Flash fiction has flourished since the publication of Sudden Fiction in 1983, which included stories no longer than 1,500 words. In 1986, Jerome Stern challenged fiction writers to compress their stories further when he launched The World’s Best Short-Short Story Contest at Florida State University, which limited entries to 250 words. “Trying to write a serious piece of fiction in under 250 words sounds at first like being asked to perform a particularly perverse experiment, like being asked to paint a landscape on a grain of rice,” he wrote a decade later in the introduction to Micro Fiction: An Anthology of Fifty Really Short Stories, a collection of stories both drawn from the contest and commissioned from other writers, for whom the word limit was expanded to 300. New Micro: Exceptionally Short Fiction, edited by James Thomas and Robert Scotellaro, is a new anthology of 300-or-fewer-word “micros” whose title is a tribute to Stern’s earlier anthology.
The task of writing serious fiction within a seriously limited word count is indeed an experiment (though perhaps not so perverse), and it’s their experimental nature that accounts for both the fun of reading micros and the range of forms they take. Whether a particular micro is “really” a prose poem rather than a short-short story is, in the end, beside the point. What matters most is their revelation of character, through the drama of the voice, the lyric moment, or a narrative turn; and the best micros belie their length in their lasting effect on the reader.
In this anthology, micros such as “Custodian” by Brian Hinshaw, “The Man in Bogotá” by Amy Hempel, and “Four Hard Facts about Water” by Damian Dressick reveal the breadth of narrative that is possible within 300 words. Hinshaw’s story begins with a simple premise, of a custodian at a nursing home who, “for a kick,” would sing with one of the residents, who can neither speak nor eat but sings “like a house on fire.” When the old woman’s daughter or granddaughter observes the narrator singing “Auld Lang Syne” with her, the story takes an unexpectedly deeply felt turn. Hempel’s story, in just over 200 words, is actually a story within a story, a parable about a kidnapping whose lesson helps the narrator talk a woman down from a ledge. And Dressick’s story does not appear at first even to be a narrative: the first three “hard facts” listed by the narrator seem to have nothing to do with each other but come together in the telling of the fourth, tragic fact.

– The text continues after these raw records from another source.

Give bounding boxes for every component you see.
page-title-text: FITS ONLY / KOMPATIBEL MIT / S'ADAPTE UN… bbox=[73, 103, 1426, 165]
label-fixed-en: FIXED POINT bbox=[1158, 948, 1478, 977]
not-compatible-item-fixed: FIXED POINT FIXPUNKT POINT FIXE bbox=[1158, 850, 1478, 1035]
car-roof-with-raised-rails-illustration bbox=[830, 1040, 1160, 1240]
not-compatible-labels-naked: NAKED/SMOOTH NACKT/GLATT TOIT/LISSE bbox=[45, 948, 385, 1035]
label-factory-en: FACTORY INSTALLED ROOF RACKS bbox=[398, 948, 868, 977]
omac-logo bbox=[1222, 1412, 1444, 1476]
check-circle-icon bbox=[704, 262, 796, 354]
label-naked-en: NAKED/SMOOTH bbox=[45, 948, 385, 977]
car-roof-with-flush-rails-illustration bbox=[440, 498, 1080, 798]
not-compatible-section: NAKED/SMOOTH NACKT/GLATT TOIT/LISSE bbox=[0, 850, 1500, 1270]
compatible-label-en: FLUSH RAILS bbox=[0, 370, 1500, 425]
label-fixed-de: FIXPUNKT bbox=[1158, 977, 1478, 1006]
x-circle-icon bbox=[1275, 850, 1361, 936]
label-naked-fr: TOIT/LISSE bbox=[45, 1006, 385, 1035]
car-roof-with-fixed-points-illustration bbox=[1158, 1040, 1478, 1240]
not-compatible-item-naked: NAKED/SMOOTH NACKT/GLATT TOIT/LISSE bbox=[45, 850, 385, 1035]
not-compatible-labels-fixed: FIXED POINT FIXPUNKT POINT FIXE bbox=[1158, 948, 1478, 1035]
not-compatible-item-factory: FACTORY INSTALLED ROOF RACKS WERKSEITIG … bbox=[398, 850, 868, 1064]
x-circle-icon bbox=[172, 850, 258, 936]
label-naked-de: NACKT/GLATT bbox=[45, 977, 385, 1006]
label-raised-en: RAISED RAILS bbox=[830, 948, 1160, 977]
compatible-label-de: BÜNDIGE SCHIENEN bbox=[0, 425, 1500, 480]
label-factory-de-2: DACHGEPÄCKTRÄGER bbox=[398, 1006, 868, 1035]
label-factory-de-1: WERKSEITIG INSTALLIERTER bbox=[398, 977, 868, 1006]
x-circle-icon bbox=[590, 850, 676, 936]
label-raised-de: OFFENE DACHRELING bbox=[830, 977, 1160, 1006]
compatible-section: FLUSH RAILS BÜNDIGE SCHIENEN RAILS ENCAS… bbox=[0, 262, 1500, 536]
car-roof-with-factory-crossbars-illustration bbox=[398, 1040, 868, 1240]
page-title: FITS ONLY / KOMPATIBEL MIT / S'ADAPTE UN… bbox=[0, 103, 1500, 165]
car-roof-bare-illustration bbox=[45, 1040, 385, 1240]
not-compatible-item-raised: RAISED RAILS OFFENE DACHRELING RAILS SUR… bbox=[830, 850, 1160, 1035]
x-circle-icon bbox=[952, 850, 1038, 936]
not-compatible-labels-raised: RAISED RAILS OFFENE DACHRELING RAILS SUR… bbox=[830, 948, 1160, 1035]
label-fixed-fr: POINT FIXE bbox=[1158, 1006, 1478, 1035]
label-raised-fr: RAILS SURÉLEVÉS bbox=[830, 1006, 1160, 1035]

Other micros are grounded more in dramatic or lyric expression than in the unfolding of narrative. Roberta Allen’s stories, for example, are delights of the imagination. In “The Fly,” the narrator reflects on the meaning of her lover’s extracting a fly from her ear, leading to a question about the meaning of meaning itself. And in “The Beheading,” her narrator contemplates the beheading of a companion, possibly by his wife, who, as a nurse, “probably knows the cleanest, most efficient way of beheading him, though that’s probably not something they teach in nursing school.” “The Old Days” by Lynn Mundell draws the reader in with a provocative voice — “In the old days, there was no Human Resources. You worked or you were canned” — that sums up the story of a life that went “downhill pretty quick” and concluded in sorrow and longing. Yet other stories, such as “AM:103” by Amelia Gray, “Furnace” by Kevin Griffith, and “Long-Term Memory” by James Tate, bring the reader into strange worlds where a character’s youth can be returned to her in a box, or where a character might learn that a statue has been erected of him to commemorate deeds he has no recollection of accomplishing.
Contributing to the surprises of the micros is their sequence, which is neither chronological nor alphabetical by the authors’ names; the micros are arranged to be read one after another, each new tale subtly resonating in theme or setting with the one that came before it. What’s unclear, though, is the principle according to which stories were included. As the title suggests, the majority of the micros in the anthology are in fact quite new, first published within the last decade or so, but sprinkled among the newer micros are stories that are decades old, including “Women When They Put Their Clothes on in the Morning” by Richard Brautigan, from 1971. Given the inclusion of these stories dated from before or around the time that Stern’s Micro Fiction was published, this newer anthology isn’t entirely a follow-up of the older one.
What’s particularly disappointing is that the editors did not include more work by nonwhite writers. Given the list of the authors’ books at the back of the anthology, the editors clearly imagine that readers will go on to seek other work by those writers whose micros they especially liked. Why include old stories by Brautigan, then, or Joyce Carol Oates? Why not make space instead for newer work by Rahawa Haile, Sejal Shah, Megan Giddings, and others? Giddings’s frustration with the whiteness of the flash fiction community, in fact, has spurred her to create an anthology of flash fiction and craft essays featuring writers of color exclusively; the need for such a project emphasizes that New Micro represents a missed opportunity to expand readership to an even more diverse population of writers. The 140 micros in the anthology are a pleasure to read — funny, provoking, and sad. What additional varieties of pleasurable and provoking reading could have been included as well?